François Nguilla Kooh, PhD
Vendredi 18 Octobre 2024



Avec plus de 8000 Mds USD de chiffre d’affaires, la cybercriminalité est la 3e économie mondiale devançant le trafic de drogue et d’armes. L’ampleur de l’activité de ce secteur n’est pas suffisamment prise en compte dans bon nombre d’entreprises et notamment en Afrique où seulement 12 % d’entre elles abordent dans leur COMEX les questions de cybersécurité comparée aux 49 % au niveau mondial.



En Afrique, la croissance exponentielle (mais pas toujours structurée) de l’utilisation d’Internet dans certains pays s’illustre par l’explosion du marché des technologies et services mobiles. En 2020 le rapport conjoint de la Société financière internationale (IFC) de la Banque Mondiale et Google indiquait que l’économie de l’Internet en Afrique devrait contribuer à hauteur de 180 milliards de dollars à l’économie globale du continent d’ici à 2025, pour atteindre 712 milliards de dollars en 20 502. Tous ces chiffres ont de quoi donner le tournis. D’un autre côté, l’Union Internationale des Télécommunications (UIT) des Nations Unies observe également une augmentation des pertes financières considérables pour l’économie africaine allant jusqu’à une amputation de 10 % de PIB pour certains pays. De 2021 à 2023, le coût des cyberattaques est passé d’environ 2 milliards de dollars US à 4 milliards. Malheureusement selon l’IUT pays, 17 pays seulement ont élaboré une stratégie nationale de cybersécurité (et parmi lesquels environ 8 disposent d’une évaluation des menaces). Le rapport 2024 d’AFRIPOL/INTERPOLconfirme l’intensification des cybermenaces et attaques dans la région et notamment contre des infrastructures critiques et des services de première ligne (banques, communications, eau, énergie, transport, etc.).

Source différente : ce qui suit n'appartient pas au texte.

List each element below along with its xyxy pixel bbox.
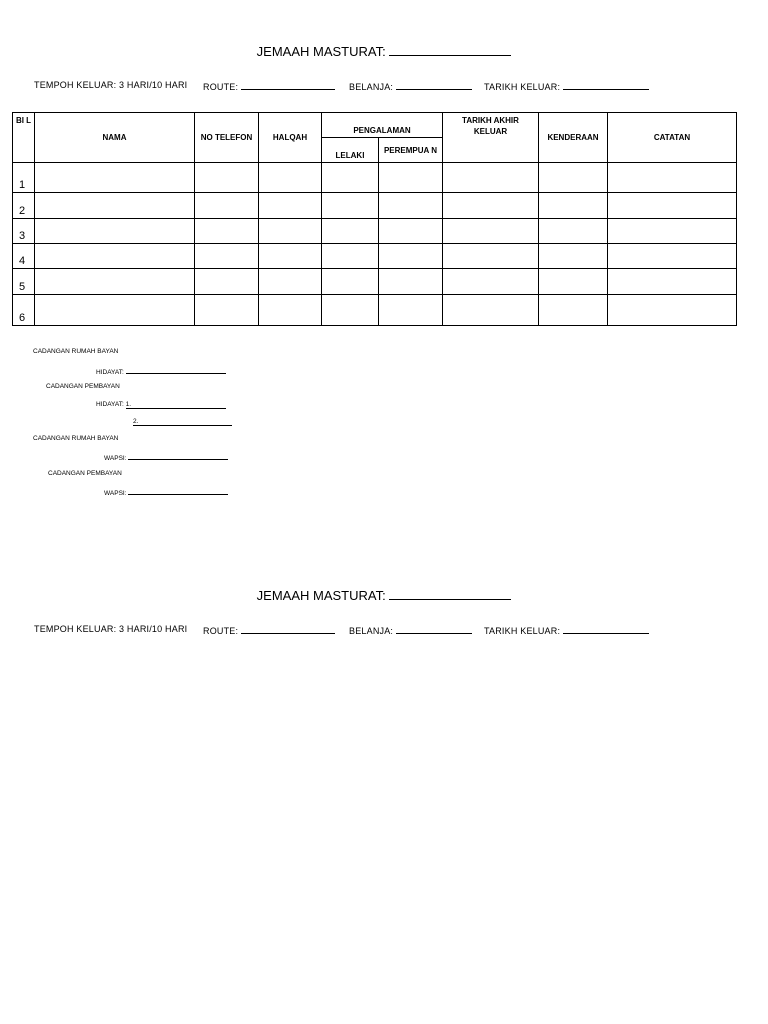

Les actifs ferroviaires tout comme les autres infrastructures critiques ne sont pas à l’abri de ces menaces protéiforme. Les experts craignent que les ports et les industries de transports maritimes africains deviennent la cible d’une attaque susceptible de perturber gravement les échanges et le commerce. Avec quatre-vingt-seize pour cent des incidents de cybersécurité qui ne seraient pas signalés ou restent non résolus, les menaces cyber en Afrique sont bien pires que ce l’on croit4. Augmenter la posture globale de cybersécurité passe par le contrôle des États et des citoyens de la manière dont sont utilisés et protégés les canaux de communication pour la stabilité économique et sociale. On sait combien l’Afrique a une dépendance extérieure forte. Jérôme Coutant, ancien membre de l’Autorité de régulation des communications électroniques et des postes (ARCEP) en France déclarait d’ailleurs en juillet 2020 que la souveraineté si difficilement conquise des États africains est en danger. Mais cette fois, la nouvelle forme de colonisation porte sur le numérique5. Déjà en juin 2022, Philippe Wang, Vice-président exécutif de Huawei pour l’Afrique du Nord, déclarait sur les antennes de RFI que la souveraineté numérique est un atout pour l’émergence de l’Afrique alors que cette même firme chinoise est la cible de soupçons d’espionnage avec ses smart City, et la dépendance de l’Afrique vis-à-vis de ses datacenters et ses câbles sous-marins. Accusé de jouer la politique de l’État chinois des nouvelles routes de la soie.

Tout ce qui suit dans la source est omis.